だから最初のうちは積極的にチームミーティングを開催しよう。そのような機会で相互理解に務めるのだ。十分に信頼されるようになったら、
「もう大丈夫だ。これからは自分で決めたらいい」
と言われるようになる。冒頭のケースのように、結果は同じであったとしても、相談もなく、いきなり方針転換するのはリスクが大きすぎるのである。
抜擢人事を機能させるには適切な評価制度が必要
(3)適切な評価・報酬制度
抜擢人事がうまく機能するためには、適切な評価・報酬制度が整備されていることが重要だ。
若手が抜擢されることで、先輩や上司が不満を持つこともある。
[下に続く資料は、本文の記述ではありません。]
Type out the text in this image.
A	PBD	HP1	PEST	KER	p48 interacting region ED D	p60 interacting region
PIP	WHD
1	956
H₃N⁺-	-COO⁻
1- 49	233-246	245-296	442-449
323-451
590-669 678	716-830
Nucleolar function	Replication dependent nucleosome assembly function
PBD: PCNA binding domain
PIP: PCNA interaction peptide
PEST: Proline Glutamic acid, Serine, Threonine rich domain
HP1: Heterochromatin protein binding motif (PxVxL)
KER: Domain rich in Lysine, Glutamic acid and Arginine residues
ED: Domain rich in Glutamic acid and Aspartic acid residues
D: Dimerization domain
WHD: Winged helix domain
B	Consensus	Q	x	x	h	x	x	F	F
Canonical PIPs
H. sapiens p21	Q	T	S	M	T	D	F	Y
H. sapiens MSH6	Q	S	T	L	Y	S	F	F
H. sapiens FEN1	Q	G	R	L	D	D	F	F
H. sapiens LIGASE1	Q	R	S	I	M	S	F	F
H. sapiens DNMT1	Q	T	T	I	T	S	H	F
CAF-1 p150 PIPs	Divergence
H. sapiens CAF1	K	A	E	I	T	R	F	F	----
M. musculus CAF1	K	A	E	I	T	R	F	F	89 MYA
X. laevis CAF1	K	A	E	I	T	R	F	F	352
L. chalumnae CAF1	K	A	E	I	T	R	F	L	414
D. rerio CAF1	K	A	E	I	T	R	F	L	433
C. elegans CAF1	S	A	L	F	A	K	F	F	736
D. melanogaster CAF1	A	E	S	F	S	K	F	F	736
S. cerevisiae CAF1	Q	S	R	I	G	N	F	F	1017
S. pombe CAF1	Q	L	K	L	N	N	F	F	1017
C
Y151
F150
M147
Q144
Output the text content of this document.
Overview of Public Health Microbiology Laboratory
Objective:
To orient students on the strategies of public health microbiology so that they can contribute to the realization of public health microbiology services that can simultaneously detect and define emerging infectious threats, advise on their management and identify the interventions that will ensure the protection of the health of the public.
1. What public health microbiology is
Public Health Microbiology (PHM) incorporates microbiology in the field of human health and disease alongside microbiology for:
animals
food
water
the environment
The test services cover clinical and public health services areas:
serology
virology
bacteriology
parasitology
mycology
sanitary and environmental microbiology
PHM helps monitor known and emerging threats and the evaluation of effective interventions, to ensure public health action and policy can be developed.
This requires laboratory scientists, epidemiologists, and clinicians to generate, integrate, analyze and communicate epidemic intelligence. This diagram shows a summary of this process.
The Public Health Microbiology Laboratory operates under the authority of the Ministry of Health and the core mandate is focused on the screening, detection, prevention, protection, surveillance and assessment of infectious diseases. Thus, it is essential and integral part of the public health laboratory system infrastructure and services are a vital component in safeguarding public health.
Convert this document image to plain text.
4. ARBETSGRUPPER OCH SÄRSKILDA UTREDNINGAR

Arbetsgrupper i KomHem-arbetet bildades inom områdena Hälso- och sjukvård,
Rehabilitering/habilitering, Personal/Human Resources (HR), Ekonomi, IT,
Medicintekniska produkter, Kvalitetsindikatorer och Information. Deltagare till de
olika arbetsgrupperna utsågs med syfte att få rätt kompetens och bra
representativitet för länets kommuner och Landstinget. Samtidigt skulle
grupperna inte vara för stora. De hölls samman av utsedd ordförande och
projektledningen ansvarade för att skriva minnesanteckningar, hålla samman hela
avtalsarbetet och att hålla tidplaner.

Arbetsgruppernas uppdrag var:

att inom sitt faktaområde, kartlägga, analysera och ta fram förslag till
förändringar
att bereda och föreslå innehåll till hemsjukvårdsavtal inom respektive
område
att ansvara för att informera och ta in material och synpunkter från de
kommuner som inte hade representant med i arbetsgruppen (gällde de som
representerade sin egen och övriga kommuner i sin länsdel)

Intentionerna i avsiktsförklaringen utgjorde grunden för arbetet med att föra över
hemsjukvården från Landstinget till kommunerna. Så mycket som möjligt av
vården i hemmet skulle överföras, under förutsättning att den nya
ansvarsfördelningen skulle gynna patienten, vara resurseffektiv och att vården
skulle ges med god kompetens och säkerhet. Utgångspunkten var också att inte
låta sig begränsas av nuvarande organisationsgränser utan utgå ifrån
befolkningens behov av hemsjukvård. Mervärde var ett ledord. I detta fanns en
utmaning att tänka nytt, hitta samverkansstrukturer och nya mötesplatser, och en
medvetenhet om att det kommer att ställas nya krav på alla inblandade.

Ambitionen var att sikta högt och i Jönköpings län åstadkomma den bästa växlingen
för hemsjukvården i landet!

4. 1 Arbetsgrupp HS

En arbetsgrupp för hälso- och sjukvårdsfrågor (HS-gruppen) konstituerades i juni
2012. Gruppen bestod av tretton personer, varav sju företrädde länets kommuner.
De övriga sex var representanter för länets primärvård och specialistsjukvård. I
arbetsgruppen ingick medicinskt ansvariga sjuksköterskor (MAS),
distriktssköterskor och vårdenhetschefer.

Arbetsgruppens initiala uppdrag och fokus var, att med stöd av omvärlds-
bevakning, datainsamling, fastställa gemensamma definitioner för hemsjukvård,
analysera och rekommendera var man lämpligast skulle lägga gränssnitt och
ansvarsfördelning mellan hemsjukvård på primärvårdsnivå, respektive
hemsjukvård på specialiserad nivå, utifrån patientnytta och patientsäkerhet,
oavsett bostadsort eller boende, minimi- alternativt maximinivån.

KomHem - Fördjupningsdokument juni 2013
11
しかし、部長が課長に変わったとしても、明確な評価基準や報酬制度があれば、組織内での不公平感や不満を軽減することができる。
また、社員が自分の努力や成果が正当に評価されると感じることで、モチベーションの維持や組織の活性化につながる。
これらのポイントを加味することで、抜擢人事は成功しやすくなるだろう。適切なサポート体制やコミュニケーション環境、評価・報酬制度を整えることが重要だ。
例えば、プロ野球の監督が変われば、選手の起用法も変わる。反発する選手やOBもいるだろうが、監督が方針を貫くことで、チームの一体感は保てるだろう。
最初の年は結果が出なくても、2年目、3年目に、監督の戦略や戦術が見事にはまり、結果を出すケースはある。
しかし日本企業においては、難しい。メンバーが新陳代謝しないからだ。
若いリーダーを抜擢し、好きなようにさせたいと会社は思っても、メンバーはほぼ固定だ。リーダーの言うことを聞かないなら仕事をさせない、とは言えない。だから組織マネジメントは理屈どおりには、うまくいかないのである。
今回の32歳部長のケースから学ぶべきことは、「理屈と尊重のバランス」である。理屈は絶対に重要だ。理屈なき組織運営は、破綻への道。誰もついてこない。
しかし新しいアプローチや制度を導入する際には、組織内の異なる世代や立場の人たちの意見や感情を尊重することが重要だ。ハッキリ書くと「十分な根回しをしろ」ということである。
年齢や社歴で、上下関係が決まる時代ではなくなった。抜擢人事でもボスマネジメントでもいい。どんなやり方でもいいが、「理屈と尊重のバランス」を考えることが大事だ。そのうえで組織をアップデートさせ続けることが、これからの時代に求められるリーダーの役割である。